When the Prime Minister and the President happen to represent different political parties, the former becomes more powerful than the latter owing to flaws in the present Constitution. This, we have seen thrice since the introduction of the presidential system of government, in 1978. Prime Minister Chandrika Kumaratunga emerged stronger than President D. B. Wijetunge, in 1994. They, however, cooperated. But the country found itself in chaos when the Prime Ministers and the Presidents came from different political parties.

From 2001 to 2004, Prime Minister Ranil Wickremesinghe (UNP) undermined the position of President Chandrika Kumaratunga (PA). He went so far as to sign a disastrous ceasefire agreement with the LTTE without the President’s knowledge. The 2001 regime change also led to the divestiture of some state-owned cash cows such as Sri Lanka Insurance Corporation. The LTTE consolidated its power and made preparations for its final war.

The country suffered again when the Prime Minister became more powerful than the President, in 2015, owing to the 19th Amendment (19A) to the Constitution. PM Ranil Wickremesinghe and President Maithripala Sirisena were at loggerheads. The President’s position became so weak that the then Speaker Jayasuriya refused to carry out presidential orders during an abortive constitutional coup in 2018. The biggest ever financial crime—the bond scam—was committed while the legislature was stronger than the Executive. Then came the Easter Sunday bombings, which snuffed out more than 250 lives and left hundreds of others injured besides dealing a body blow to the economy. What has transpired so far before the Presidential Commission of Inquiry probing those terror strikes shows that national security was in the hands of a bunch of total misfits from 2015 to 2019. It was only natural that the people wanted a strong President to bring order out of chaos and elected Gotabaya Rajapaksa.

We do not argue that the people’s lot improves when the PM happens to play second fiddle to the President. The point we are trying to make is that even the PMs who could act independently succumbed to the arrogance of power and bulldozed their way through, giving the lie to the claim that the interests of the people are better served when Parliament is strengthened.

The success of any protest campaign hinges on the ability of its organisers to mobilise the public. Those who have taken it upon themselves to spearhead the campaign against 20A are the ones who had 19A tailored to further their political interests and, therefore, failed to convince the public that the powers of Parliament had to be restored to ensure checks and balances and better governance. The incumbent government is craftily using the bunglings of the previous dispensation to bolster its claim that the country needs an extremely powerful President, and 20A is the only way to achieve that end.

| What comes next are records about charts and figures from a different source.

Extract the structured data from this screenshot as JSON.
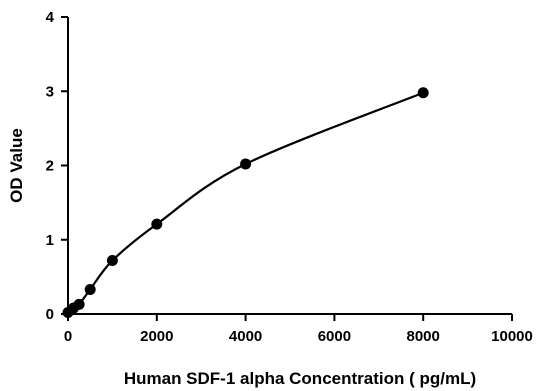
{
  "chart_data": {
    "type": "scatter",
    "title": "",
    "xlabel": "Human SDF-1 alpha Concentration ( pg/mL)",
    "ylabel": "OD Value",
    "xlim": [
      0,
      10000
    ],
    "ylim": [
      0,
      4
    ],
    "xticks": [
      "0",
      "2000",
      "4000",
      "6000",
      "8000",
      "10000"
    ],
    "yticks": [
      "0",
      "1",
      "2",
      "3",
      "4"
    ],
    "grid": false,
    "legend": "none",
    "points": [
      {
        "x": 0,
        "y": 0.02
      },
      {
        "x": 125,
        "y": 0.08
      },
      {
        "x": 250,
        "y": 0.13
      },
      {
        "x": 500,
        "y": 0.33
      },
      {
        "x": 1000,
        "y": 0.72
      },
      {
        "x": 2000,
        "y": 1.21
      },
      {
        "x": 4000,
        "y": 2.02
      },
      {
        "x": 8000,
        "y": 2.98
      }
    ],
    "fit": "smooth standard curve through points",
    "colors": {
      "marker": "#000000",
      "line": "#000000",
      "axis": "#000000"
    }
  }
}
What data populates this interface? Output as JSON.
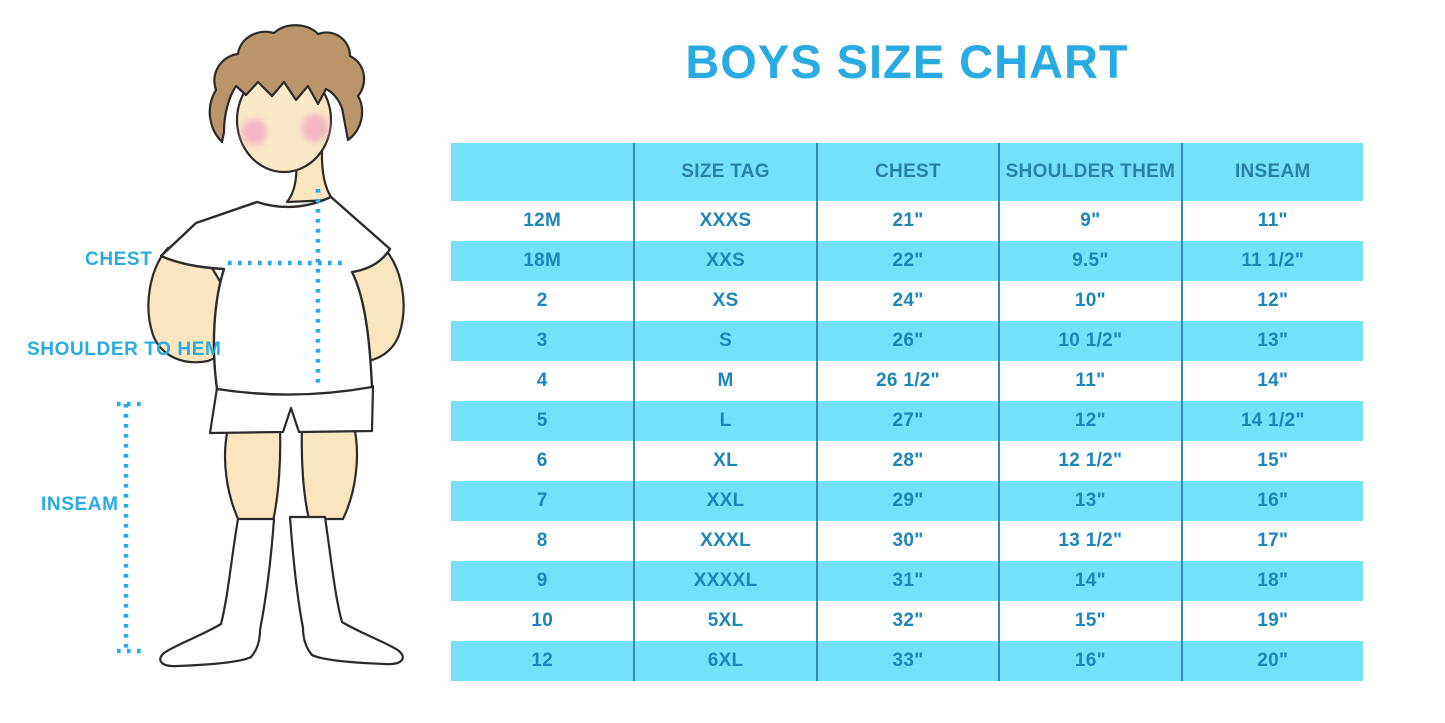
{
  "title": "BOYS SIZE CHART",
  "figure": {
    "labels": {
      "chest": "CHEST",
      "shoulder_to_hem": "SHOULDER TO HEM",
      "inseam": "INSEAM"
    }
  },
  "colors": {
    "accent_blue": "#29ABE2",
    "table_row_cyan": "#74E1F9",
    "table_text_blue": "#1C86BC",
    "table_header_text": "#2B80A8",
    "table_divider": "#2F8CB5",
    "skin": "#F9E5BE",
    "hair": "#BB9569",
    "blush": "#F2AEC2",
    "outline": "#2b2b2b"
  },
  "chart_data": {
    "type": "table",
    "title": "BOYS SIZE CHART",
    "columns": [
      "",
      "SIZE TAG",
      "CHEST",
      "SHOULDER THEM",
      "INSEAM"
    ],
    "rows": [
      [
        "12M",
        "XXXS",
        "21\"",
        "9\"",
        "11\""
      ],
      [
        "18M",
        "XXS",
        "22\"",
        "9.5\"",
        "11 1/2\""
      ],
      [
        "2",
        "XS",
        "24\"",
        "10\"",
        "12\""
      ],
      [
        "3",
        "S",
        "26\"",
        "10 1/2\"",
        "13\""
      ],
      [
        "4",
        "M",
        "26 1/2\"",
        "11\"",
        "14\""
      ],
      [
        "5",
        "L",
        "27\"",
        "12\"",
        "14 1/2\""
      ],
      [
        "6",
        "XL",
        "28\"",
        "12 1/2\"",
        "15\""
      ],
      [
        "7",
        "XXL",
        "29\"",
        "13\"",
        "16\""
      ],
      [
        "8",
        "XXXL",
        "30\"",
        "13 1/2\"",
        "17\""
      ],
      [
        "9",
        "XXXXL",
        "31\"",
        "14\"",
        "18\""
      ],
      [
        "10",
        "5XL",
        "32\"",
        "15\"",
        "19\""
      ],
      [
        "12",
        "6XL",
        "33\"",
        "16\"",
        "20\""
      ]
    ],
    "row_striping": "alternating white / cyan, header cyan",
    "grid": "vertical dividers only"
  }
}
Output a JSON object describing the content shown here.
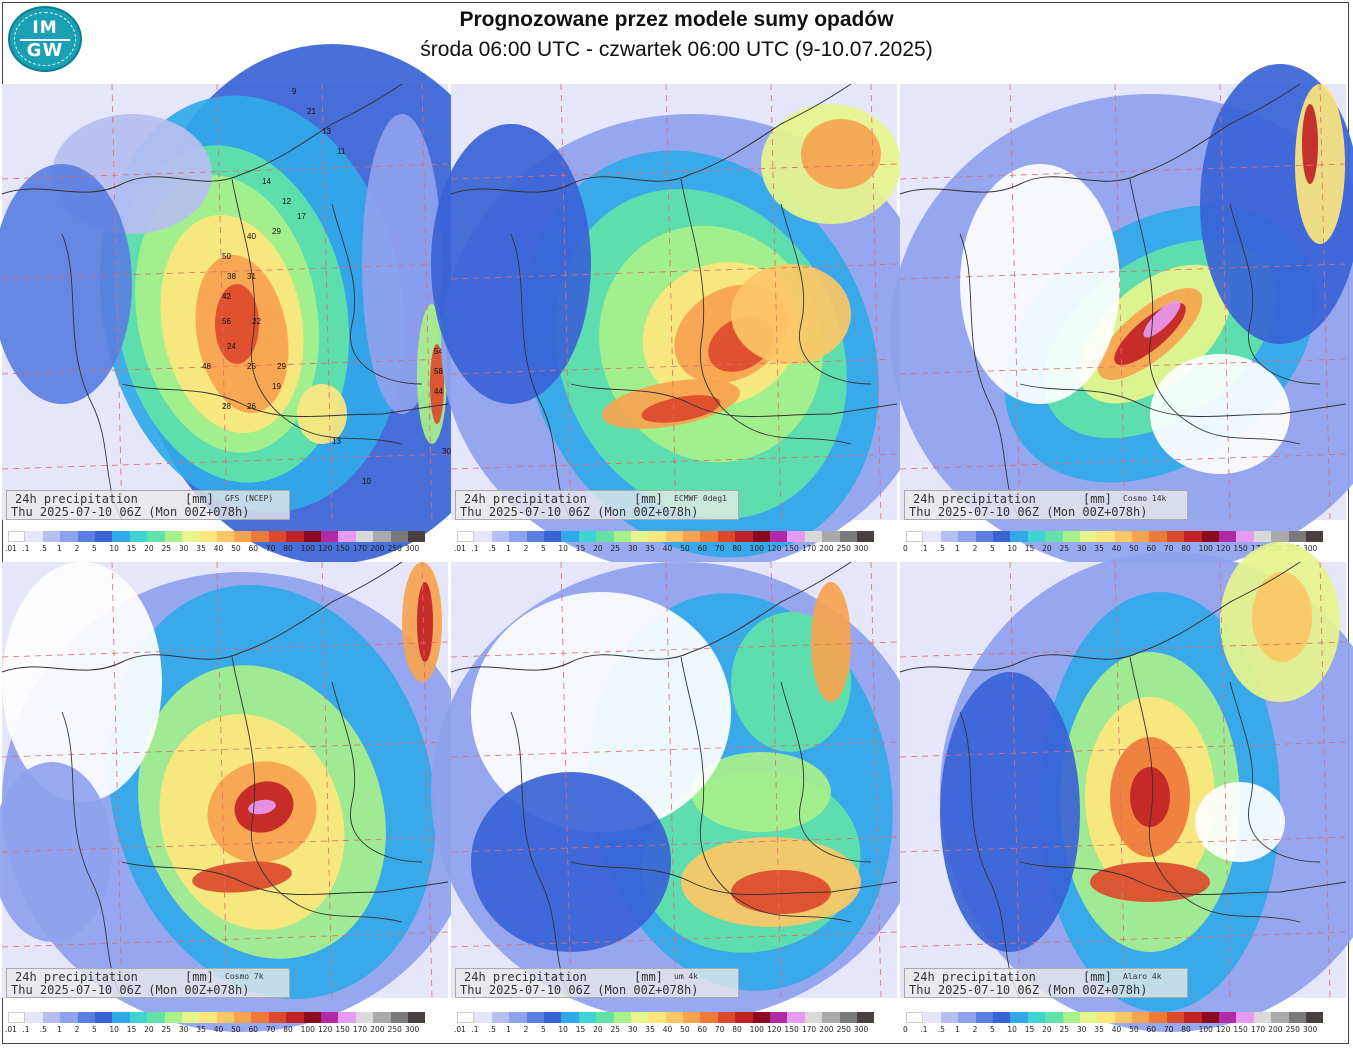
{
  "header": {
    "title": "Prognozowane przez modele sumy opadów",
    "subtitle": "środa 06:00 UTC - czwartek 06:00 UTC (9-10.07.2025)",
    "logo_top": "IM",
    "logo_bottom": "GW"
  },
  "panels": [
    {
      "label": "24h precipitation",
      "unit": "[mm]",
      "model": "GFS (NCEP)",
      "valid": "Thu 2025-07-10 06Z (Mon 00Z+078h)"
    },
    {
      "label": "24h precipitation",
      "unit": "[mm]",
      "model": "ECMWF 0deg1",
      "valid": "Thu 2025-07-10 06Z (Mon 00Z+078h)"
    },
    {
      "label": "24h precipitation",
      "unit": "[mm]",
      "model": "Cosmo 14k",
      "valid": "Thu 2025-07-10 06Z (Mon 00Z+078h)"
    },
    {
      "label": "24h precipitation",
      "unit": "[mm]",
      "model": "Cosmo 7k",
      "valid": "Thu 2025-07-10 06Z (Mon 00Z+078h)"
    },
    {
      "label": "24h precipitation",
      "unit": "[mm]",
      "model": "um 4k",
      "valid": "Thu 2025-07-10 06Z (Mon 00Z+078h)"
    },
    {
      "label": "24h precipitation",
      "unit": "[mm]",
      "model": "Alaro 4k",
      "valid": "Thu 2025-07-10 06Z (Mon 00Z+078h)"
    }
  ],
  "legend": {
    "ticks_a": [
      ".01",
      ".1",
      ".5",
      "1",
      "2",
      "5",
      "10",
      "15",
      "20",
      "25",
      "30",
      "35",
      "40",
      "50",
      "60",
      "70",
      "80",
      "100",
      "120",
      "150",
      "170",
      "200",
      "250",
      "300"
    ],
    "ticks_b": [
      "0",
      ".1",
      ".5",
      "1",
      "2",
      "5",
      "10",
      "15",
      "20",
      "25",
      "30",
      "35",
      "40",
      "50",
      "60",
      "70",
      "80",
      "100",
      "120",
      "150",
      "170",
      "200",
      "250",
      "300"
    ],
    "colors": [
      "#ffffff",
      "#e6e6fa",
      "#b7bff0",
      "#8fa2ee",
      "#5b7fe0",
      "#3a63d6",
      "#31a9e8",
      "#3fd3d3",
      "#62e2a8",
      "#a8f08a",
      "#e6f58c",
      "#fde67e",
      "#fcc766",
      "#f7a34f",
      "#ee7a3a",
      "#dc4a2c",
      "#c12226",
      "#8b0a1e",
      "#b02aa5",
      "#e79af0",
      "#d9d9d9",
      "#aaaaaa",
      "#7a7a7a",
      "#4a3f3f"
    ]
  },
  "gfs_numbers": [
    {
      "v": "9"
    },
    {
      "v": "21"
    },
    {
      "v": "13"
    },
    {
      "v": "11"
    },
    {
      "v": "14"
    },
    {
      "v": "12"
    },
    {
      "v": "17"
    },
    {
      "v": "40"
    },
    {
      "v": "29"
    },
    {
      "v": "50"
    },
    {
      "v": "38"
    },
    {
      "v": "31"
    },
    {
      "v": "42"
    },
    {
      "v": "56"
    },
    {
      "v": "22"
    },
    {
      "v": "24"
    },
    {
      "v": "48"
    },
    {
      "v": "25"
    },
    {
      "v": "29"
    },
    {
      "v": "19"
    },
    {
      "v": "26"
    },
    {
      "v": "28"
    },
    {
      "v": "54"
    },
    {
      "v": "58"
    },
    {
      "v": "44"
    },
    {
      "v": "30"
    },
    {
      "v": "13"
    },
    {
      "v": "10"
    }
  ]
}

The ongoing campaign against 20A is characterised by a severe trust deficit, which the Opposition has failed to overcome. Sri Lankan intelligentsia is divided along party lines, and this has stood in the way of the formation of public opinion on some crucial issues. The government has managed to confine the issue of 20A to the political front, where it is strong. But let the SLPP leaders be urged to learn from their past mistakes and refrain from steamrollering 20A through. They had better remember that they employed the same method to secure the passage of the 18th Amendment but lost power about four years later, in January 2015.